Воскресенье. Католическая и протестантская Пасха. Прорываюсь в душ. Первым делом надо отмыть поддон от… Неважно, там много разного. Отмыла, но все равно лучше стоять в тапках. Моюсь, потом стираю кой-чего, потом мою тапки, бросаю на пол заныканное вафельное больничное полотенце, стою на нем в тапках – жду, когда обсохнут. Тапки, естественно. Вытереться есть чем – домашнее махровенькое полотенчико невеликого размера. Долго мажу себя кремами, которые контрабандно протащила Галка. Мне хорошо. Даже скорее удивляет, чем саднит мысль, что сегодня я должна была идти на спектакль фестиваля «Золотая маска» – на премьеру Мариинки, балет «Сон в летнюю ночь», с мужем. В ночь перед заточением сюда я по скайпу умоляла его не приезжать, не тратить нервы, время и деньги. Старалась не расплакаться, не думать о том, что его приезд ко мне на Пасху мы планировали с Нового года, что в спектакле будет танцевать Лопаткина, а я буду… В ту ночь я не представляла себе, какой именно будет моя жизнь в Кащенко и будет ли она вообще. Мне было страшно, и снедало одно – чтобы ему не было страшно так, как мне.

Помню, как в один из первых дней пришел адвокат, стал спрашивать меня, лучше будет, если он так напишет ходатайство или вот эдак. Я смотрела не него, слышала и даже понимала его слова, но не понимала смысла того, о чем он спрашивал. При этом видела себя со стороны: майка, заправленная в треники, пластиковые тапки, на голове разлетающиеся сухие волосы, наверняка помятое лицо. Мне было все еще страшно в девятом отделении.

– Игорь Николаевич, вы сами решите. Вообще, все решайте сами, я тут уже схожу с ума. Зато я теперь, посмотрев на все это, уже не так боюсь тюрьмы. Не представляю, чтобы там было намного хуже.

– Нет, Елена Викторовна, там намного хуже, поверьте мне. А представлять, действительно, не стоит.

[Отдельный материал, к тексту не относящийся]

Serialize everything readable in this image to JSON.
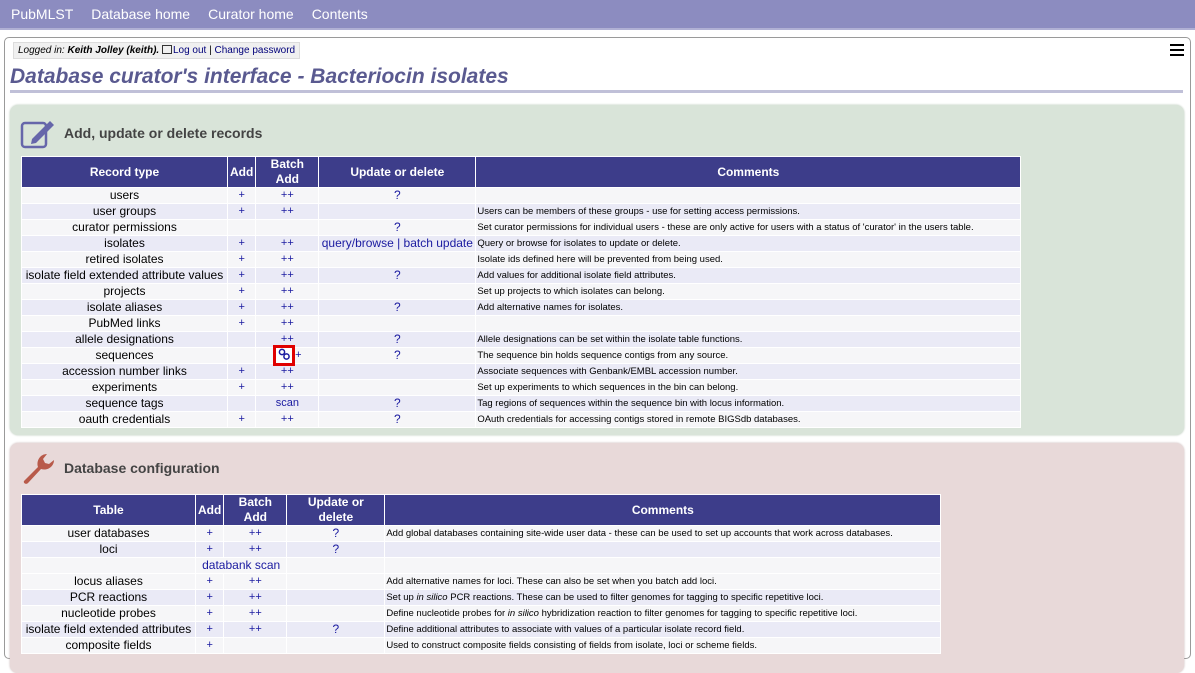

Сейчас не страшно уже. Совсем не страшно, даже занятно. Даже неудобно как-то перед Игорем Николаевичем за сравнение нашего девятого, в сущности довольно терпимого, отделения с тюрьмой. Тут вполне можно выжить, иногда даже весело. «Падающие старухи» из рассказа девахи-Хармса, беззубая старушка Елизавета Борисовна.